I want to stop asking for permission to sleep in or apologizing because my eight-year-old Zoom-bombed my calls with my team or, even worse, members of Congress. I want my staff to understand that it’s okay if they need to mute or go off video to be a caregiver or a partner, and I don’t want them to apologize to me either. Instead of carrying guilt or second-guessing, I’ll focus on being clear and intentional with my partner about our expectations of each other at work and at home (since they are now the same place). This is critical not just for the sake of my sanity or my marriage or my job but also to model for our two young children how to advocate for our needs and manage our boundaries. What better time than a pandemic to learn such a critical life skill.

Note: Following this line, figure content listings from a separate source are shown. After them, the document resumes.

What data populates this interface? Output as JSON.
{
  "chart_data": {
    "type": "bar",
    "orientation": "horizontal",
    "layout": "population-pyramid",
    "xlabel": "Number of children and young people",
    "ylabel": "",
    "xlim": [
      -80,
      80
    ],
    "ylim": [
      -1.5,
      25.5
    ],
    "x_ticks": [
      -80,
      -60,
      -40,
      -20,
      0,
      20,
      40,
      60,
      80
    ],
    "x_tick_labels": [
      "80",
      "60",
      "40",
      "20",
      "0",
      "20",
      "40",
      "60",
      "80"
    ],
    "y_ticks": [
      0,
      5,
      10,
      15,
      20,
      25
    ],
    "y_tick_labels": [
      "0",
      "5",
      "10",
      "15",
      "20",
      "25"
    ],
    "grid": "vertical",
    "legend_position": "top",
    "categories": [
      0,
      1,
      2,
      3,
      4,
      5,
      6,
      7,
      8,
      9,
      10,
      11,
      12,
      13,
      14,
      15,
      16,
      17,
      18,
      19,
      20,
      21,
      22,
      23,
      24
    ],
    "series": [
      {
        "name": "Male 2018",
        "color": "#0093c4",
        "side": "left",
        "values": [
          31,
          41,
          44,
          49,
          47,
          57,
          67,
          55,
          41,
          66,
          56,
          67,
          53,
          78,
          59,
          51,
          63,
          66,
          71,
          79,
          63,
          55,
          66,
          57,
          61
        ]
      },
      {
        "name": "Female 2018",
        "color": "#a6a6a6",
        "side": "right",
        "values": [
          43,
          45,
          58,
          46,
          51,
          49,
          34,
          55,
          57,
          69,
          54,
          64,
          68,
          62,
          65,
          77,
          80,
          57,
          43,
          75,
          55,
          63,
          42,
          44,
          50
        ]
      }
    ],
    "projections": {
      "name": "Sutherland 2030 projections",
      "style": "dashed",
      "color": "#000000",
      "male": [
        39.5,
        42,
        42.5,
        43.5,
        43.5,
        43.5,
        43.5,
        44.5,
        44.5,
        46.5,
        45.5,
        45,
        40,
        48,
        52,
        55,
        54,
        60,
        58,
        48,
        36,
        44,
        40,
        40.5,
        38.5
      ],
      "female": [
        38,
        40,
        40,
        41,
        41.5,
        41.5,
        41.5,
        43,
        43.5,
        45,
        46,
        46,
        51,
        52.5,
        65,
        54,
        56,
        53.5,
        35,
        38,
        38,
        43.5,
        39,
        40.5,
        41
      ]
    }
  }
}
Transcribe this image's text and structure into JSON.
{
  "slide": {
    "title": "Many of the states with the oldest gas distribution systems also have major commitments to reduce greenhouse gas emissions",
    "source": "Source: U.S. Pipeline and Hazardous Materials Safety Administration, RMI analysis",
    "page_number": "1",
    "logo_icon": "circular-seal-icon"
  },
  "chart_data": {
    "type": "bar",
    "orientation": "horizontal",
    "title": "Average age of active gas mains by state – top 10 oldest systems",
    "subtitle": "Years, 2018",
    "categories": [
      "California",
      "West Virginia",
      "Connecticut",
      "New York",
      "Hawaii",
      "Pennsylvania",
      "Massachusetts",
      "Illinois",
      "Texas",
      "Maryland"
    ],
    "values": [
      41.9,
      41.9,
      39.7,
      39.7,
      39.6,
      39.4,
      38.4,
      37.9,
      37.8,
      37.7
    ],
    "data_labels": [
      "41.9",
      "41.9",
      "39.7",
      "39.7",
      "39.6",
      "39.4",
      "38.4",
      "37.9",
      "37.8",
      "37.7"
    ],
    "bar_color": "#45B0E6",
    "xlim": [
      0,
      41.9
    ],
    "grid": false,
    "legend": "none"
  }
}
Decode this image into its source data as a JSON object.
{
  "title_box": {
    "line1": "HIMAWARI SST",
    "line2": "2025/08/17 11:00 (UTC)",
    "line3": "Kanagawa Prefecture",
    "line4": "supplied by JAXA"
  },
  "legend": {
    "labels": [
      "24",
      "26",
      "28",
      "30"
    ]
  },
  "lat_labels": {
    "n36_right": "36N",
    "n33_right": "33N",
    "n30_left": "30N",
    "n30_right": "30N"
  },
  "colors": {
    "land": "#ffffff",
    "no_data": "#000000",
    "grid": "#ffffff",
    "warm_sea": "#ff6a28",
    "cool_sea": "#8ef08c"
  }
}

Keep up the fight in the states.
On January 22, 2021, we’ll mark 48 years since Roe v. Wade became law. But today, for too many people, abortion is still a right in name only. That has to change; as our partners in the reproductive justice movement have long said, a right without access is meaningless. In 2021, we must fight for policies that ensure every single person, regardless of their income or zip code, can actually access sexual and reproductive health care. Local Planned Parenthood organizations will hold politicians accountable who are working day and night to dismantle access in states across the country.
Care, no matter what.
This isn’t a resolution. It’s a promise to Planned Parenthood patients: We care about you, no matter what. No matter who you are or where you live. But it’s also a declaration to those who stand in the way of reproductive freedom: Planned Parenthood will continue to provide care, no matter what you do to try and stop us. It’s who we are.
I don’t know yet if 2021 will be a year that asks or answers, but I do know that reproductive freedom will be on the line. So my resolution list is long—but it’s not just for me. It’s for Planned Parenthood’s 16 million supporters. For the 2.5 million patients who come to us for health care and for the providers who show up every day, at health centers and via telehealth, no matter what. For every person who joins the march against injustice. This will be our year.